CLINICAL CASES OF LIVING DIAGNOSIS OF RHEUMATOID MENINGITIS WITH HISTOLOGICAL VERIFICATION

Golovach I.Yu.1, Yehudina Ye.D.2

Summary. Rheumatoid arthritis (RA) is a chro­nic disease, the etiology of which has yet to be clari­fied, which causes activation of proinflammatory pathways that bring about joint and systemic inflammation. If abnormalities of the peripheral nervous system are observed fairly widely in RA, the central nervous system (CNS) lesion is uncommon in such patients. The involvement of the central nervous system, as a rule, develops in patients who had a long-term history of RA, irrespective of the disease activity of systemic arthritis, and it has a high mortality rate despite treatment. Since clinical symptoms and radiologic signs are rather nonspecific, in short of doing biopsy, the diagnosis of rheumatoid meningitis (RM) is one of exclusion.

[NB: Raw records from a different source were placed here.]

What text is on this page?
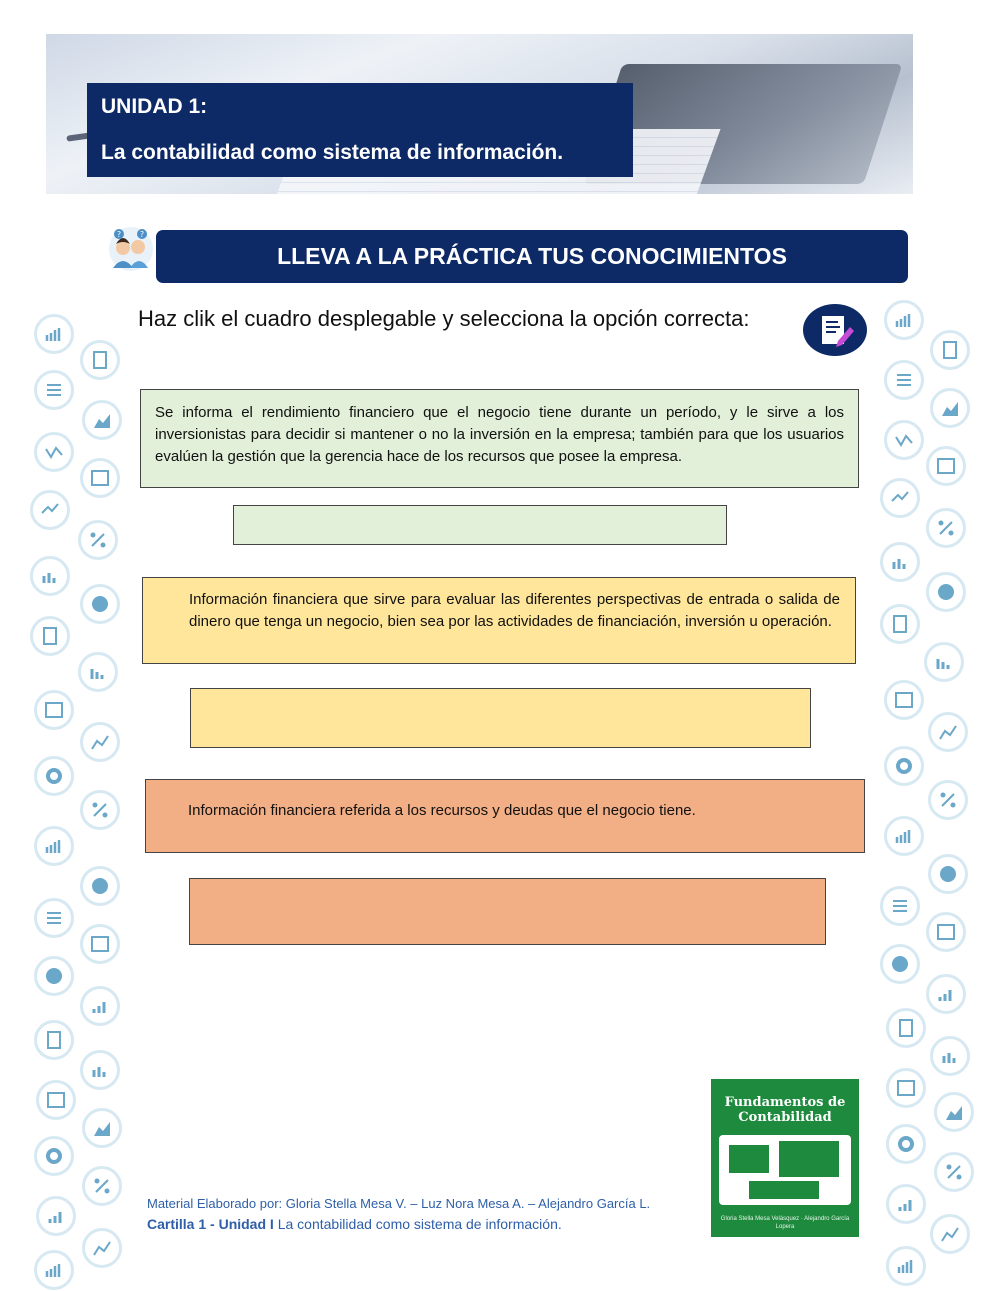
UNIDAD 1:
La contabilidad como sistema de información.
? ?
LLEVA A LA PRÁCTICA TUS CONOCIMIENTOS
Haz clik el cuadro desplegable y selecciona la opción correcta:

Se informa el rendimiento financiero que el negocio tiene durante un período, y le sirve a los inversionistas para decidir si mantener o no la inversión en la empresa; también para que los usuarios evalúen la gestión que la gerencia hace de los recursos que posee la empresa.

Información financiera que sirve para evaluar las diferentes perspectivas de entrada o salida de dinero que tenga un negocio, bien sea por las actividades de financiación, inversión u operación.

Información financiera referida a los recursos y deudas que el negocio tiene.

Material Elaborado por: Gloria Stella Mesa V. – Luz Nora Mesa A. – Alejandro García L.
Cartilla 1 - Unidad I La contabilidad como sistema de información.
Fundamentos de
Contabilidad
Gloria Stella Mesa Velásquez · Alejandro García Lopera
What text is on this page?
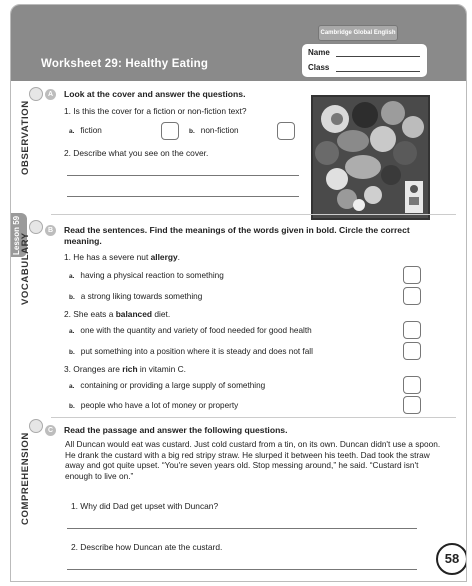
Cambridge Global English
Worksheet 29: Healthy Eating
Name
Class
OBSERVATION
Lesson 59 VOCABULARY
COMPREHENSION
A	Look at the cover and answer the questions.
1. Is this the cover for a fiction or non-fiction text?
a. fiction	b. non-fiction
2. Describe what you see on the cover.
B	Read the sentences. Find the meanings of the words given in bold. Circle the correct meaning.
1. He has a severe nut allergy.
a. having a physical reaction to something
b. a strong liking towards something
2. She eats a balanced diet.
a. one with the quantity and variety of food needed for good health
b. put something into a position where it is steady and does not fall
3. Oranges are rich in vitamin C.
a. containing or providing a large supply of something
b. people who have a lot of money or property
C	Read the passage and answer the following questions.
All Duncan would eat was custard. Just cold custard from a tin, on its own. Duncan didn't use a spoon. He drank the custard with a big red stripy straw. He slurped it between his teeth. Dad took the straw away and got quite upset. “You're seven years old. Stop messing around,” he said. “Custard isn't enough to live on.”
1. Why did Dad get upset with Duncan?
2. Describe how Duncan ate the custard.
58
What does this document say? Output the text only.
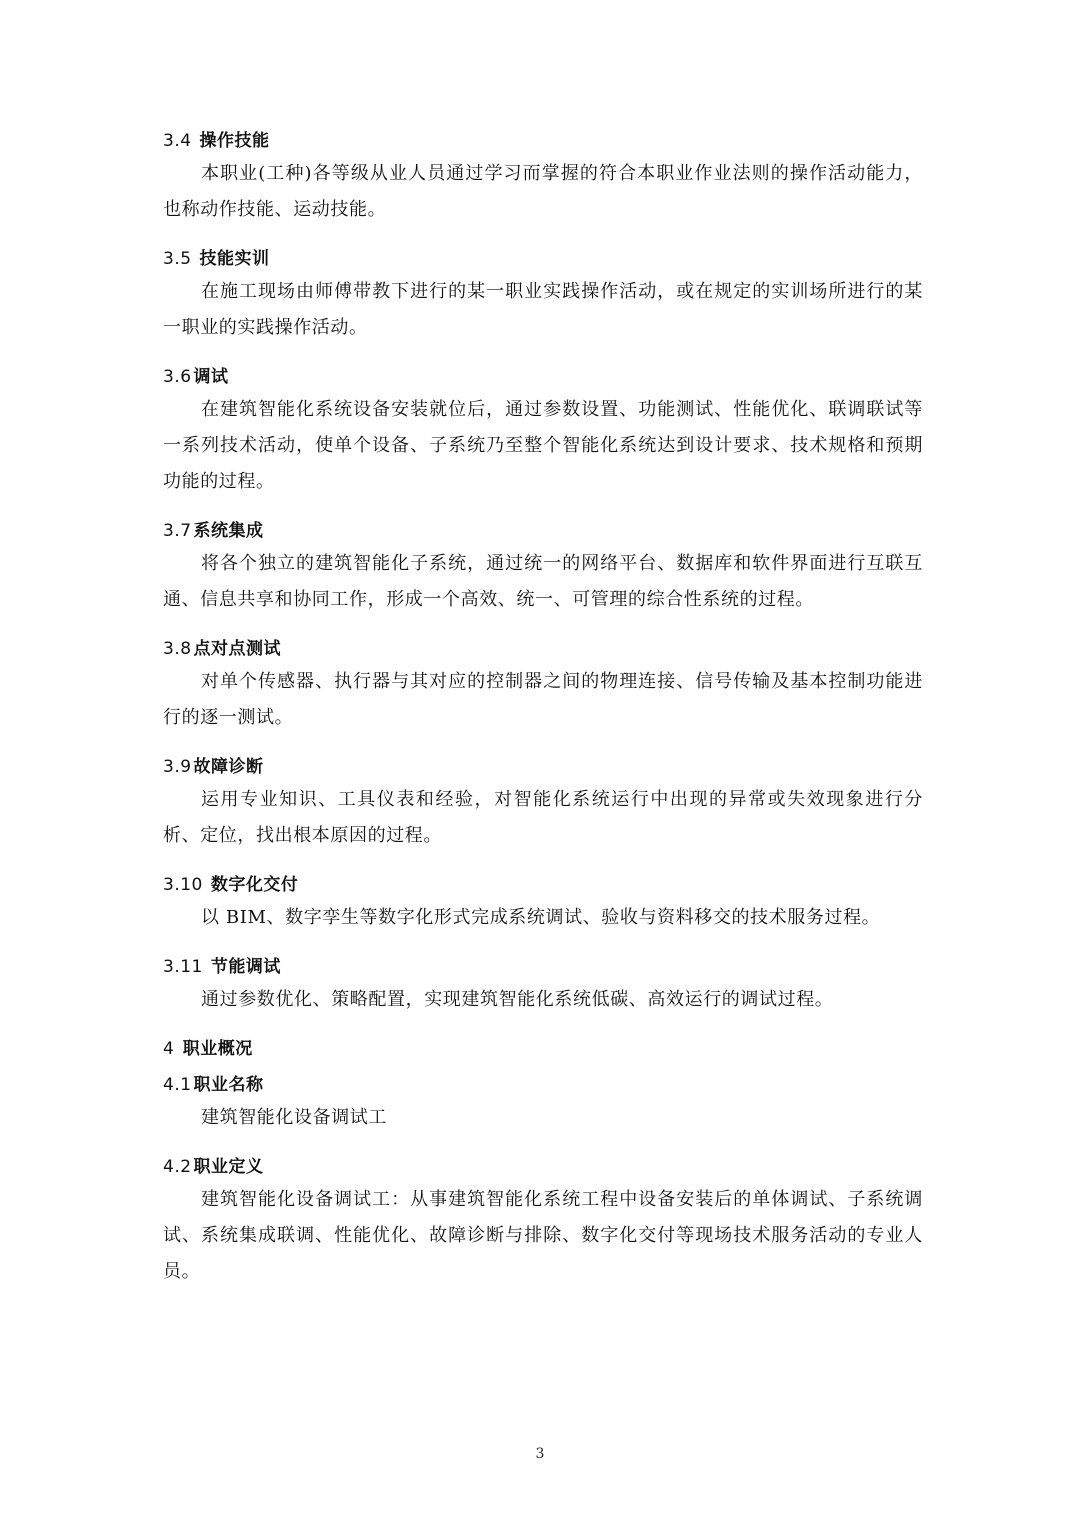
3.4 操作技能

本职业(工种)各等级从业人员通过学习而掌握的符合本职业作业法则的操作活动能力，也称动作技能、运动技能。

3.5 技能实训

在施工现场由师傅带教下进行的某一职业实践操作活动，或在规定的实训场所进行的某一职业的实践操作活动。

3.6 调试

在建筑智能化系统设备安装就位后，通过参数设置、功能测试、性能优化、联调联试等一系列技术活动，使单个设备、子系统乃至整个智能化系统达到设计要求、技术规格和预期功能的过程。

3.7 系统集成

将各个独立的建筑智能化子系统，通过统一的网络平台、数据库和软件界面进行互联互通、信息共享和协同工作，形成一个高效、统一、可管理的综合性系统的过程。

3.8 点对点测试

对单个传感器、执行器与其对应的控制器之间的物理连接、信号传输及基本控制功能进行的逐一测试。

3.9 故障诊断

运用专业知识、工具仪表和经验，对智能化系统运行中出现的异常或失效现象进行分析、定位，找出根本原因的过程。

3.10 数字化交付

以 BIM、数字孪生等数字化形式完成系统调试、验收与资料移交的技术服务过程。

3.11 节能调试

通过参数优化、策略配置，实现建筑智能化系统低碳、高效运行的调试过程。

4 职业概况
4.1 职业名称

建筑智能化设备调试工

4.2 职业定义

建筑智能化设备调试工：从事建筑智能化系统工程中设备安装后的单体调试、子系统调试、系统集成联调、性能优化、故障诊断与排除、数字化交付等现场技术服务活动的专业人员。

3
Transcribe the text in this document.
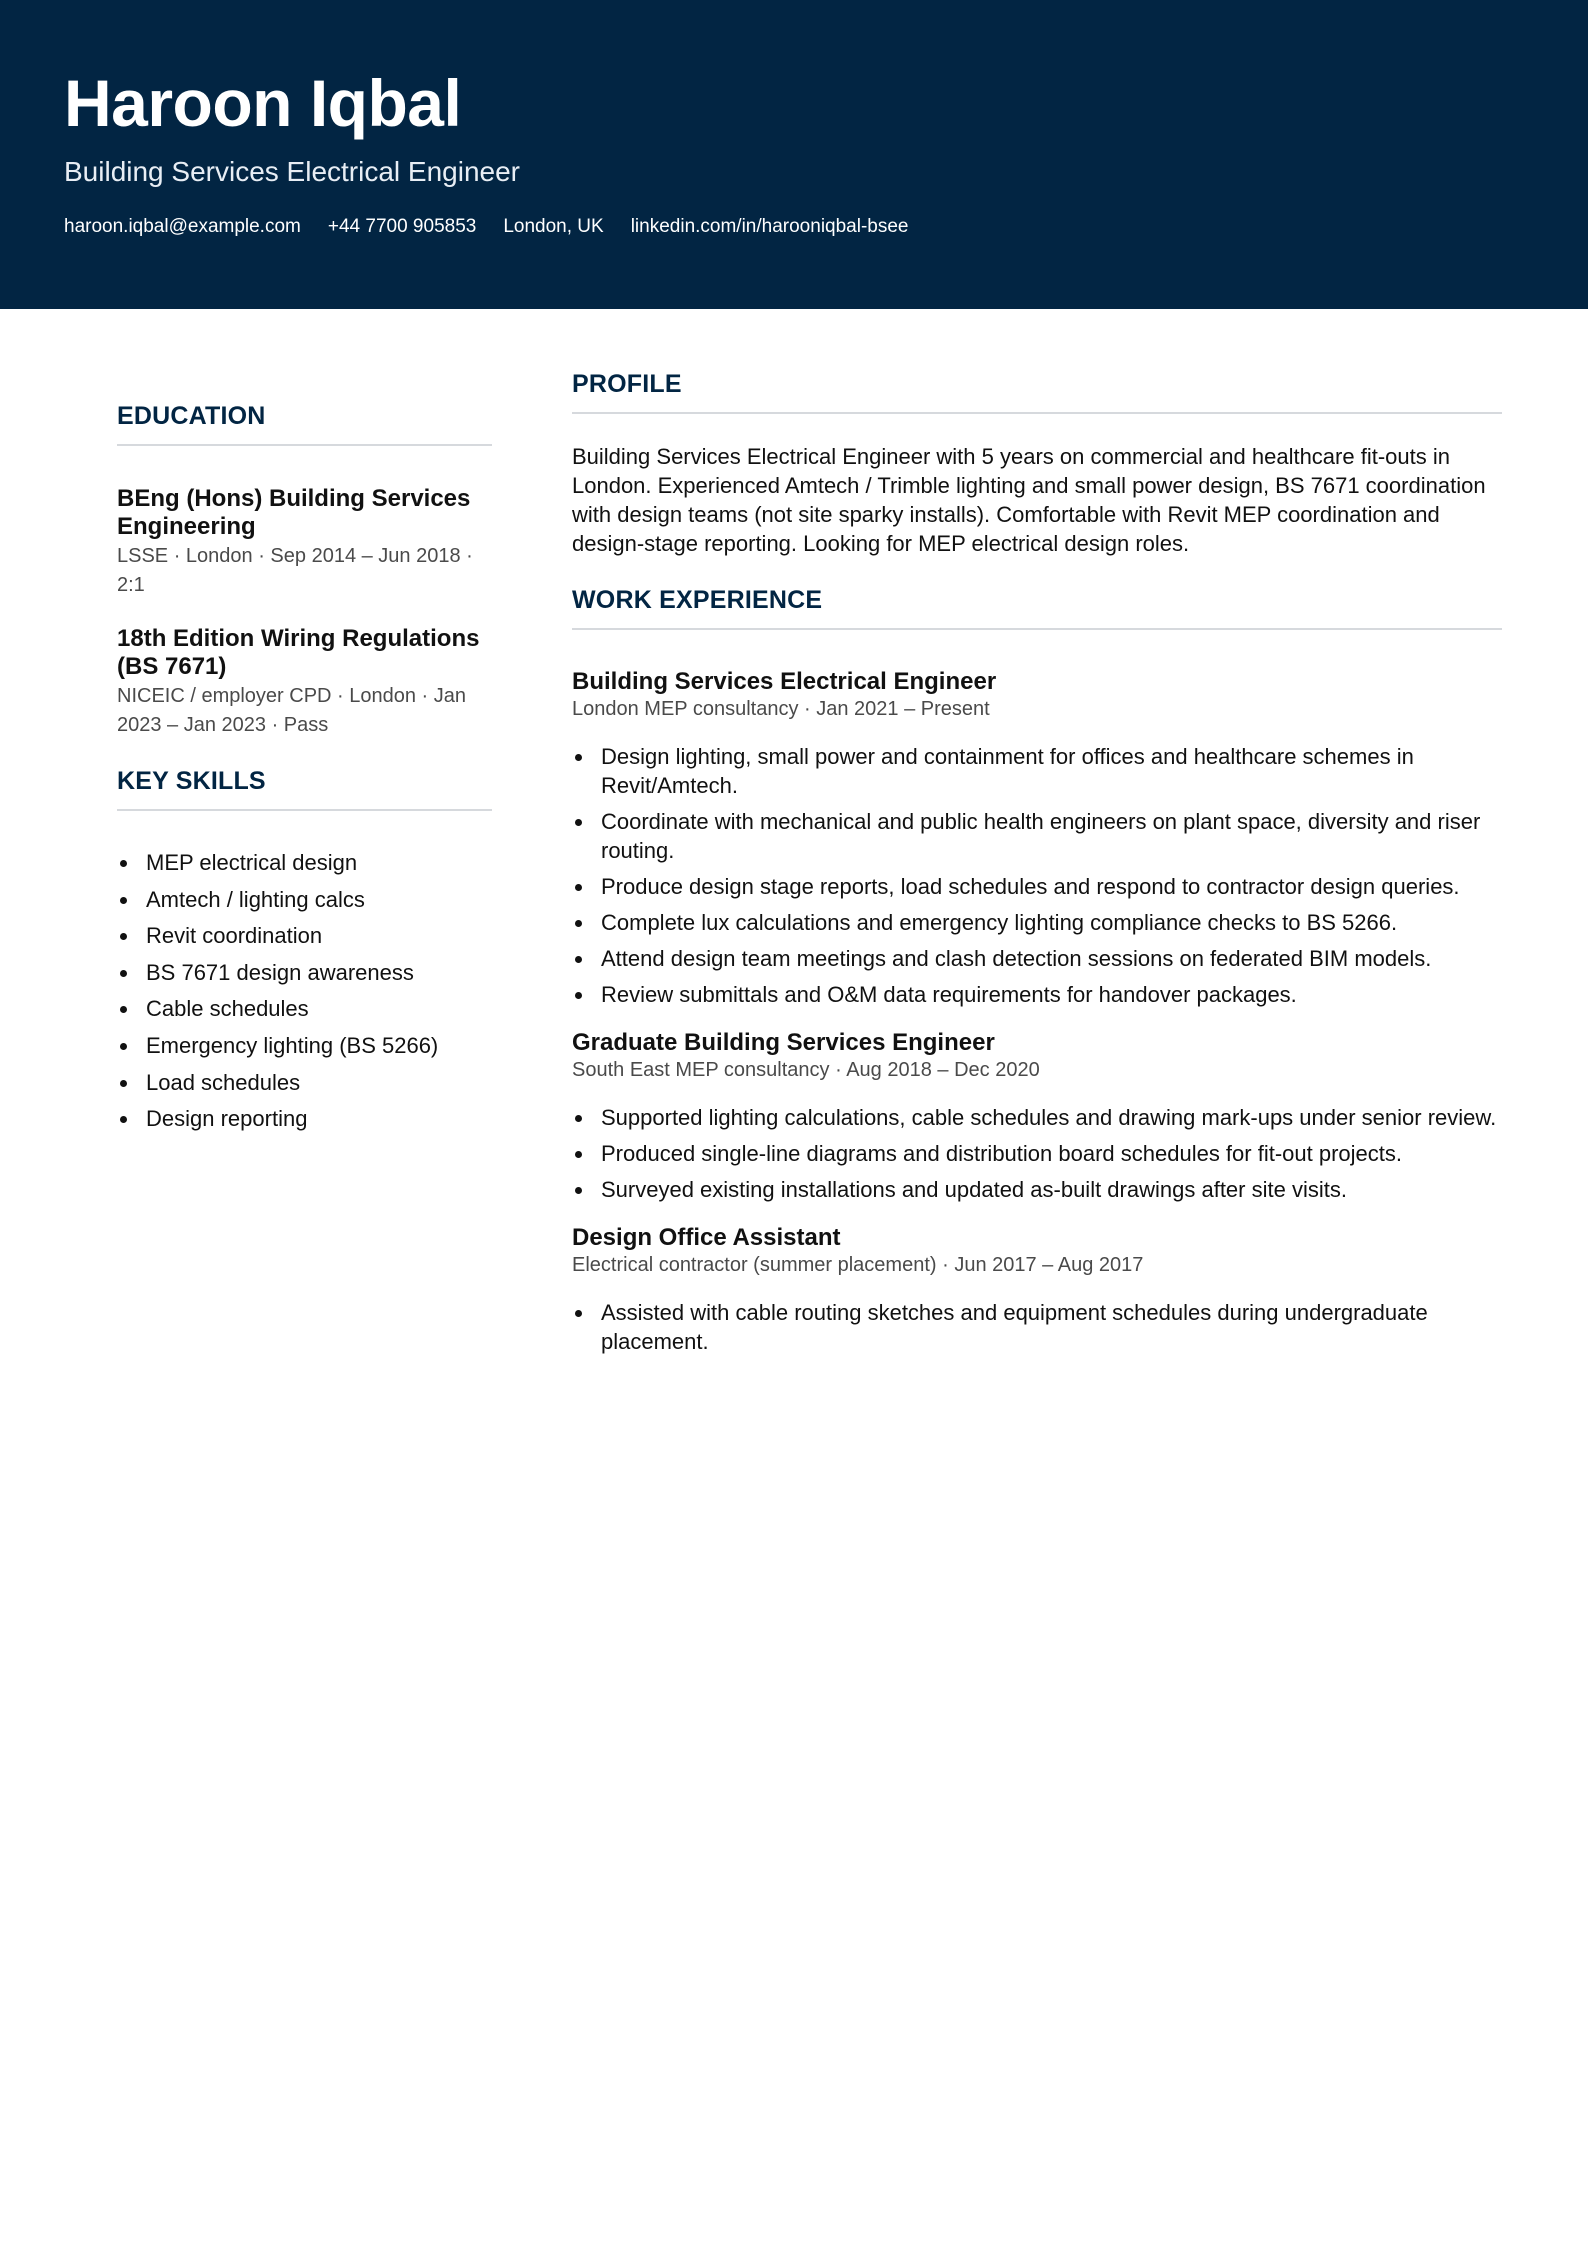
Haroon Iqbal
Building Services Electrical Engineer
haroon.iqbal@example.com +44 7700 905853 London, UK linkedin.com/in/harooniqbal-bsee
EDUCATION
BEng (Hons) Building Services Engineering
LSSE · London · Sep 2014 – Jun 2018 · 2:1
18th Edition Wiring Regulations (BS 7671)
NICEIC / employer CPD · London · Jan 2023 – Jan 2023 · Pass
KEY SKILLS
MEP electrical design
Amtech / lighting calcs
Revit coordination
BS 7671 design awareness
Cable schedules
Emergency lighting (BS 5266)
Load schedules
Design reporting
PROFILE
Building Services Electrical Engineer with 5 years on commercial and healthcare fit-outs in London. Experienced Amtech / Trimble lighting and small power design, BS 7671 coordination with design teams (not site sparky installs). Comfortable with Revit MEP coordination and design-stage reporting. Looking for MEP electrical design roles.
WORK EXPERIENCE
Building Services Electrical Engineer
London MEP consultancy · Jan 2021 – Present
Design lighting, small power and containment for offices and healthcare schemes in Revit/Amtech.
Coordinate with mechanical and public health engineers on plant space, diversity and riser routing.
Produce design stage reports, load schedules and respond to contractor design queries.
Complete lux calculations and emergency lighting compliance checks to BS 5266.
Attend design team meetings and clash detection sessions on federated BIM models.
Review submittals and O&M data requirements for handover packages.
Graduate Building Services Engineer
South East MEP consultancy · Aug 2018 – Dec 2020
Supported lighting calculations, cable schedules and drawing mark-ups under senior review.
Produced single-line diagrams and distribution board schedules for fit-out projects.
Surveyed existing installations and updated as-built drawings after site visits.
Design Office Assistant
Electrical contractor (summer placement) · Jun 2017 – Aug 2017
Assisted with cable routing sketches and equipment schedules during undergraduate placement.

However, the strongly positive rheumatoid factor in the cerebrospinal fluid is quite specific. Two cli­nical observations of RM with a rather different clinical symptom are presented. Described differential diagnosis of central nervous system involvement in RA with the main diagnostic procedures, an asses­sment of the effectiveness of treatment in both ca­ses. Physicians should be very careful in the pre­sence of encephalopathy symptoms, headache, seizures or focal neurological deficits in RA patients should raise suspicion for CNS involvement with the prescription of appropriate investigations, because this potential complication requires rapid diagnosis and specific treatment. This potentially treatable disease warrants prompt diagnosis and specific treatment.